Terlepas dari kekurangan-kekurangan di atas, sains tetap menjadi alat yang sangat berharga untuk memperluas pengetahuan dan memahami alam. Melalui pengakuan dan mengatasi keterbatasan inilah para ilmuwan berusaha untuk meningkatkan ketelitian, objektivitas, dan penerapan penelitian ilmiah. Dengan merangkul transparansi, replikasi, dan kolaborasi interdisipliner, sains dapat terus mendorong batasan dan berkontribusi pada pemahaman kolektif kita tentang dunia yang kita huni.
Semuanya Harus Serba Ilmiah?
Pengetahuan ilmiah lebih diutamakan dalam berbagai konteks di mana akurasi, keandalan, dan penalaran berbasis bukti dinilai sangat penting.
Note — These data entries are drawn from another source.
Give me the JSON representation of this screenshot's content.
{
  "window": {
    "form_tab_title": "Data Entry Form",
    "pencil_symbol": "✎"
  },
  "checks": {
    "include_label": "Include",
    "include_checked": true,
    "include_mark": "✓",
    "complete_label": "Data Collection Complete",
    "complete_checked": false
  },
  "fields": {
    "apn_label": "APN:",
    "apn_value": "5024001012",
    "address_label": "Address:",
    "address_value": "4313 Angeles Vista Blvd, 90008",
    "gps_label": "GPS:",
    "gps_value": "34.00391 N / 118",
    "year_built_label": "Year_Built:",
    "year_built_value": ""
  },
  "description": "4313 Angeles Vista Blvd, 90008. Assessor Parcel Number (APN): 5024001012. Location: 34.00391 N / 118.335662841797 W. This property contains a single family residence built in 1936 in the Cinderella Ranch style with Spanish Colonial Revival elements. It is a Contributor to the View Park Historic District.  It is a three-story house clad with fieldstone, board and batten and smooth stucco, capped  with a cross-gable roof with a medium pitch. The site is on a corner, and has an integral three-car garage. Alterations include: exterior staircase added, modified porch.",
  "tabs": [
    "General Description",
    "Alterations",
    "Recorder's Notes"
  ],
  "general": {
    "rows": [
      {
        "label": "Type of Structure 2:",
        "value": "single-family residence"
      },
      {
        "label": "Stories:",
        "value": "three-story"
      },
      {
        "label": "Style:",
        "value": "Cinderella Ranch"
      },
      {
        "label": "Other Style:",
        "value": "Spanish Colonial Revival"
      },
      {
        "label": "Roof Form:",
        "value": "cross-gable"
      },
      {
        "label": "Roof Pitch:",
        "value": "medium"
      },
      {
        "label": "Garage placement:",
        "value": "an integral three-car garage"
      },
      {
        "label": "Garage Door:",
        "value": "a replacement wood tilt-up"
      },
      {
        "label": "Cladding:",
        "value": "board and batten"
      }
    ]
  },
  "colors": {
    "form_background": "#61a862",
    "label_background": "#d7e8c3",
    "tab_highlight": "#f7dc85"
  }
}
Di sini, saya akan fokus menjawab pertanyaan ini dari sudut pandang psikologi.
Kita sudah memahami mengapa segala sesuatu yang berbasis ilmiah begitu penting. Sekarang, mari kita mengalihkan perhatian kita ke bidang psikologi; sebuah domain di mana penyelidikan ilmiah memainkan peran penting dalam memahami kompleksitas perilaku, kognisi, dan emosi manusia.
Psikologi, sebagai disiplin ilmu, menawarkan wawasan mengenai pikiran dan perilaku manusia. Dengan mengandalkan metodologi penelitian yang ketat, bukti empiris, dan penerapan prinsip ilmiah, psikologi memberi kita pemahaman yang lebih dalam tentang diri kita sendiri dan orang lain. Ini membantu kita menavigasi seluk-beluk hubungan, mengatasi tantangan kesehatan mental, dan meningkatkan kesejahteraan pribadi.